- Over 15 years of experience working in scientific regulatory environments, including positions at the bench, departmental management, and providing scientific consultancy.
- Over 10 years of experience contributing to regulatory submissions and supporting regulatory audits across the pharmaceutical and next generation nicotine product industries, working with multiple Regulatory Authorities worldwide.
- Proven record in leading teams to achieve development, validation, and continual improvement of methods to support market release and stability monitoring of pharmaceutical products.
- A quality-focused mindset with a commitment to establishing long-term Client relationships through honesty and openness.
Leon Birch is a Principal Scientist within the Scientific Affairs team at Broughton. Drawing on his experience over more than 15 years of working with worldwide Regulatory Authorities, Leon is committed to delivering the highest quality of work and providing the best scientific guidance.
Prior to joining Broughton, Leon was the QC Section Manager for the Chromatography Department at Covance Laboratories, a global Contract Research Organization.
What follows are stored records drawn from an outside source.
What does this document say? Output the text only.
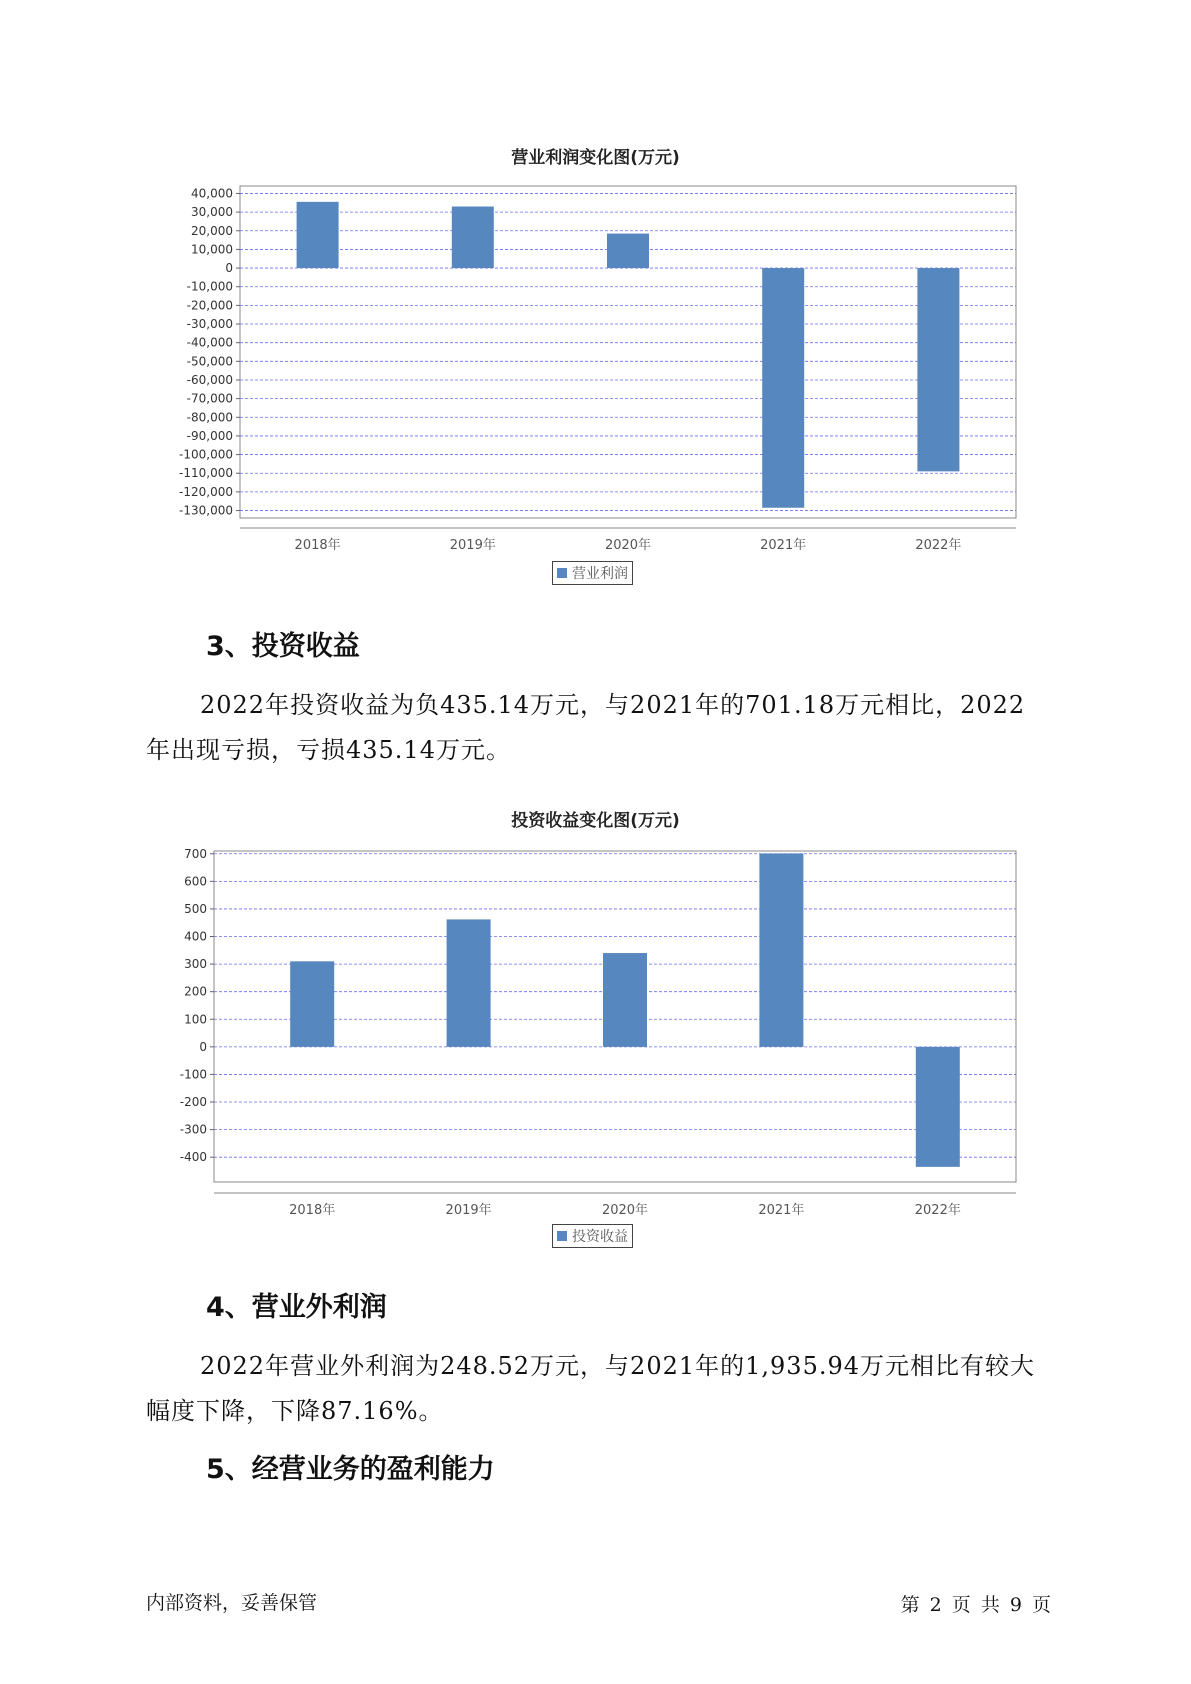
营业利润变化图(万元)
40,000
30,000
20,000
10,000
0
-10,000
-20,000
-30,000
-40,000
-50,000
-60,000
-70,000
-80,000
-90,000
-100,000
-110,000
-120,000
-130,000
2018年	2019年	2020年	2021年	2022年
营业利润
3、投资收益
2022年投资收益为负435.14万元，与2021年的701.18万元相比，2022年出现亏损，亏损435.14万元。
投资收益变化图(万元)
700
600
500
400
300
200
100
0
-100
-200
-300
-400
2018年	2019年	2020年	2021年	2022年
投资收益
4、营业外利润
2022年营业外利润为248.52万元，与2021年的1,935.94万元相比有较大幅度下降，下降87.16%。
5、经营业务的盈利能力
内部资料，妥善保管	第 2 页 共 9 页
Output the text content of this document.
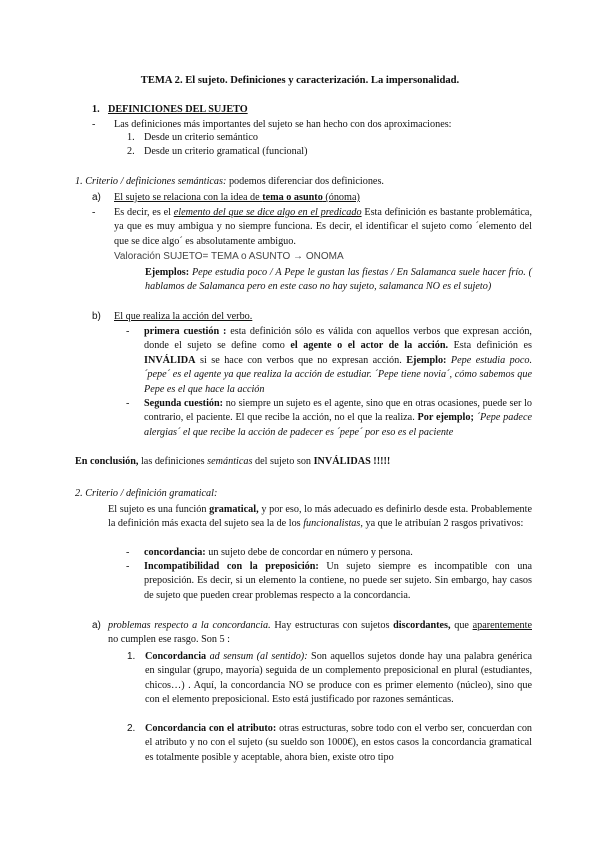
TEMA 2. El sujeto. Definiciones y caracterización. La impersonalidad.
1. DEFINICIONES DEL SUJETO
- Las definiciones más importantes del sujeto se han hecho con dos aproximaciones:
1. Desde un criterio semántico
2. Desde un criterio gramatical (funcional)
1. Criterio / definiciones semánticas: podemos diferenciar dos definiciones.
a) El sujeto se relaciona con la idea de tema o asunto (ónoma)
- Es decir, es el elemento del que se dice algo en el predicado Esta definición es bastante problemática, ya que es muy ambigua y no siempre funciona. Es decir, el identificar el sujeto como ´elemento del que se dice algo´ es absolutamente ambiguo.

Valoración SUJETO= TEMA o ASUNTO → ONOMA
Ejemplos: Pepe estudia poco / A Pepe le gustan las fiestas / En Salamanca suele hacer frío. ( hablamos de Salamanca pero en este caso no hay sujeto, salamanca NO es el sujeto)
b) El que realiza la acción del verbo.
- primera cuestión : esta definición sólo es válida con aquellos verbos que expresan acción, donde el sujeto se define como el agente o el actor de la acción. Esta definición es INVÁLIDA si se hace con verbos que no expresan acción. Ejemplo: Pepe estudia poco. ´pepe´ es el agente ya que realiza la acción de estudiar. ´Pepe tiene novia´, cómo sabemos que Pepe es el que hace la acción

- Segunda cuestión: no siempre un sujeto es el agente, sino que en otras ocasiones, puede ser lo contrario, el paciente. El que recibe la acción, no el que la realiza. Por ejemplo; ´Pepe padece alergias´ el que recibe la acción de padecer es ´pepe´ por eso es el paciente

En conclusión, las definiciones semánticas del sujeto son INVÁLIDAS !!!!!
2. Criterio / definición gramatical:
El sujeto es una función gramatical, y por eso, lo más adecuado es definirlo desde esta. Probablemente la definición más exacta del sujeto sea la de los funcionalistas, ya que le atribuían 2 rasgos privativos:
- concordancia: un sujeto debe de concordar en número y persona.

- Incompatibilidad con la preposición: Un sujeto siempre es incompatible con una preposición. Es decir, si un elemento la contiene, no puede ser sujeto. Sin embargo, hay casos de sujeto que pueden crear problemas respecto a la concordancia.

a) problemas respecto a la concordancia. Hay estructuras con sujetos discordantes, que aparentemente no cumplen ese rasgo. Son 5 :

1. Concordancia ad sensum (al sentido): Son aquellos sujetos donde hay una palabra genérica en singular (grupo, mayoría) seguida de un complemento preposicional en plural (estudiantes, chicos…) . Aquí, la concordancia NO se produce con es primer elemento (núcleo), sino que con el elemento preposicional. Esto está justificado por razones semánticas.

2. Concordancia con el atributo: otras estructuras, sobre todo con el verbo ser, concuerdan con el atributo y no con el sujeto (su sueldo son 1000€), en estos casos la concordancia gramatical es totalmente posible y aceptable, ahora bien, existe otro tipo
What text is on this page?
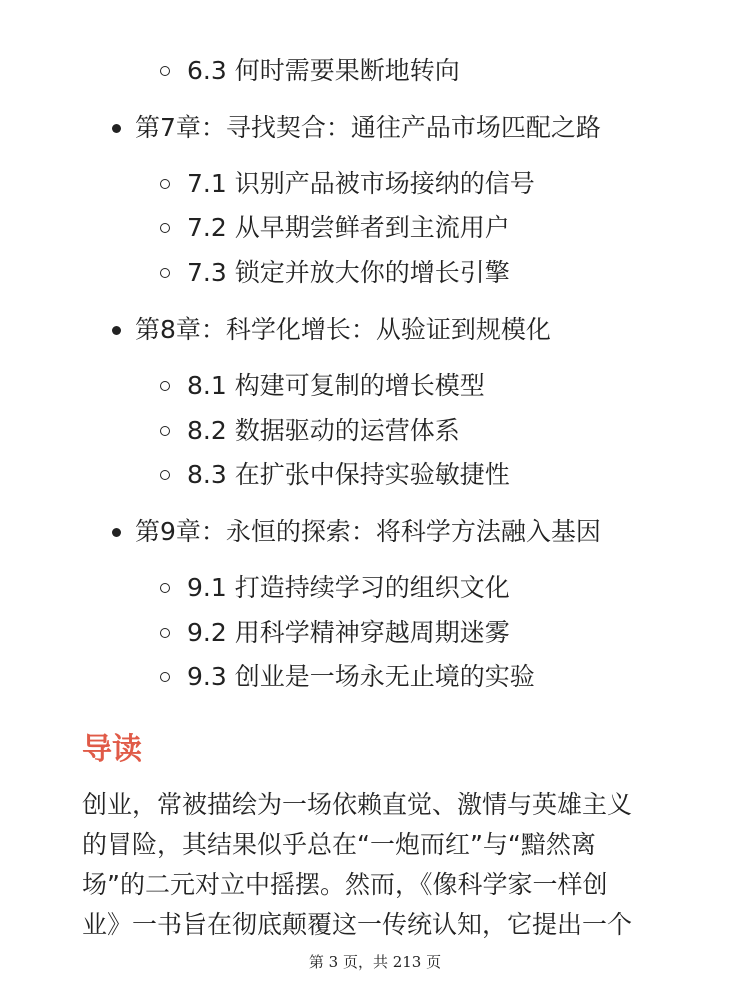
6.3 何时需要果断地转向
第7章：寻找契合：通往产品市场匹配之路
7.1 识别产品被市场接纳的信号
7.2 从早期尝鲜者到主流用户
7.3 锁定并放大你的增长引擎
第8章：科学化增长：从验证到规模化
8.1 构建可复制的增长模型
8.2 数据驱动的运营体系
8.3 在扩张中保持实验敏捷性
第9章：永恒的探索：将科学方法融入基因
9.1 打造持续学习的组织文化
9.2 用科学精神穿越周期迷雾
9.3 创业是一场永无止境的实验
导读
创业，常被描绘为一场依赖直觉、激情与英雄主义
的冒险，其结果似乎总在“一炮而红”与“黯然离
场”的二元对立中摇摆。然而，《像科学家一样创
业》一书旨在彻底颠覆这一传统认知，它提出一个
第 3 页，共 213 页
Responsible for a team of 25 QC Scientists and Laboratory Analysts, Leon was accountable for the data integrity, quality, timelines, productivity, and regulatory standards within the department. Working mainly on Transfer, Validation, Stability and Market Release studies, Leon became intimately familiar with ICH, EudraLex, MHRA, and FDA requirements and guidelines to consistently deliver successfully, on time, and within budget for Clients adhering to European, United States, Japanese, Mexican and Kazakhstani Regulatory Bodies.
Leon joined Broughton as Head of Science, leading the Scientific Development team responsible for delivering validated methods for the analysis of the 33 key HPHCs required for Premarket Tobacco Product Application (PMTA) submissions. Now a member of the Scientific Affairs team, Leon is applying his experience to the study design and compilation of dossiers in support of regulatory submissions, having worked on PMTA and Marketing Authorisation Applications (MAA).